Speaking to the pro-government al-Rayaam newspaper edition published today, the deputy governor of the Bank of Sudan (BoS) Badr al-Deen Abbas downplayed the recent sharp depreciation in the value of the pound against the dollar and other foreign currencies.
Abbas said that speculators are the ones who artificially boosted the price of the dollar but that the BoS intervention brought it to a more normalized level. He projected further stability in the forex market.
The BoS official said that despite losing 75% of oil reserves after the South’s independence last July, the country can cover for the gap by charging the new state for using oil infrastructure in the north or through non-petroleum exports such as gold.
Sudan’s non-oil exports in the January-September period came to $1.58 billion compared with $1.21 billion for the January-August period in 2010, the central bank said last week. It did not give figures for January-September 2010.
North and South Sudan have failed to agree on how much the South should pay in oil transit fees.
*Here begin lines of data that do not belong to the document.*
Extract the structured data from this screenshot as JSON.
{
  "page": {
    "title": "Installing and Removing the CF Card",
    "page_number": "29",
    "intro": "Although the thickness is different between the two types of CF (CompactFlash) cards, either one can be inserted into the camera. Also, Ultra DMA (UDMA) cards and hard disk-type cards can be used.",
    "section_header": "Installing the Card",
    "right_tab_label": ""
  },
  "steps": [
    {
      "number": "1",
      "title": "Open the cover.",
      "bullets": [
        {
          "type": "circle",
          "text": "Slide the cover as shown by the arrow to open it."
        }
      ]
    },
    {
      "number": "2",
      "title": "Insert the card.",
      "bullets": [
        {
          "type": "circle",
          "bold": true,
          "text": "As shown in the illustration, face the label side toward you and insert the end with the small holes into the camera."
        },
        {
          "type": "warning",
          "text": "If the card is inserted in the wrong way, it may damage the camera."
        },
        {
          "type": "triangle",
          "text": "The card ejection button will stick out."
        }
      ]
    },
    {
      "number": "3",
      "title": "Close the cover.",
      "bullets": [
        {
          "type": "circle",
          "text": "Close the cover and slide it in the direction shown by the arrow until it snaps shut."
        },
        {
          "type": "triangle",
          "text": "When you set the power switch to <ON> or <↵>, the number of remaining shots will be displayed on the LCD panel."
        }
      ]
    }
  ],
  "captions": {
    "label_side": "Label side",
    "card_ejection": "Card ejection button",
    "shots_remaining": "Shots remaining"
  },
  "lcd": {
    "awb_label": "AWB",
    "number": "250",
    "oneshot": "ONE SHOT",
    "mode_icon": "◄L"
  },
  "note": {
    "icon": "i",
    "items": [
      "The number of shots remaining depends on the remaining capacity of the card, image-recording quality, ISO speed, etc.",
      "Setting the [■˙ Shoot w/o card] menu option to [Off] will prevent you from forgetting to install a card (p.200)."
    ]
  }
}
Khartoum has initially proposed $32 per barrel which was swiftly rejected by Juba.
The Sudanese president Omer Hassan al-Bashir warned of resorting to other unspecified options if agreement not reached with south by end of October.
Sudan desperately needs a steady source of hard currency and income to shore up its funding gap.
Abbas stressed that Sudan has enough foreign exchange reserves to cover three months of basic imports of commodities but did not provide a figure. Sudanese officials refuse to disclose the value of forex reserve holdings.
The World Bank figures show that Sudan only had one month worth of forex reserves in 2009 which is the more recent available number.
The statement by the BoS deputy governor are more upbeat than ones made by his boss last month who said that Sudan needs $4 billion in the form of deposits from Arab central banks.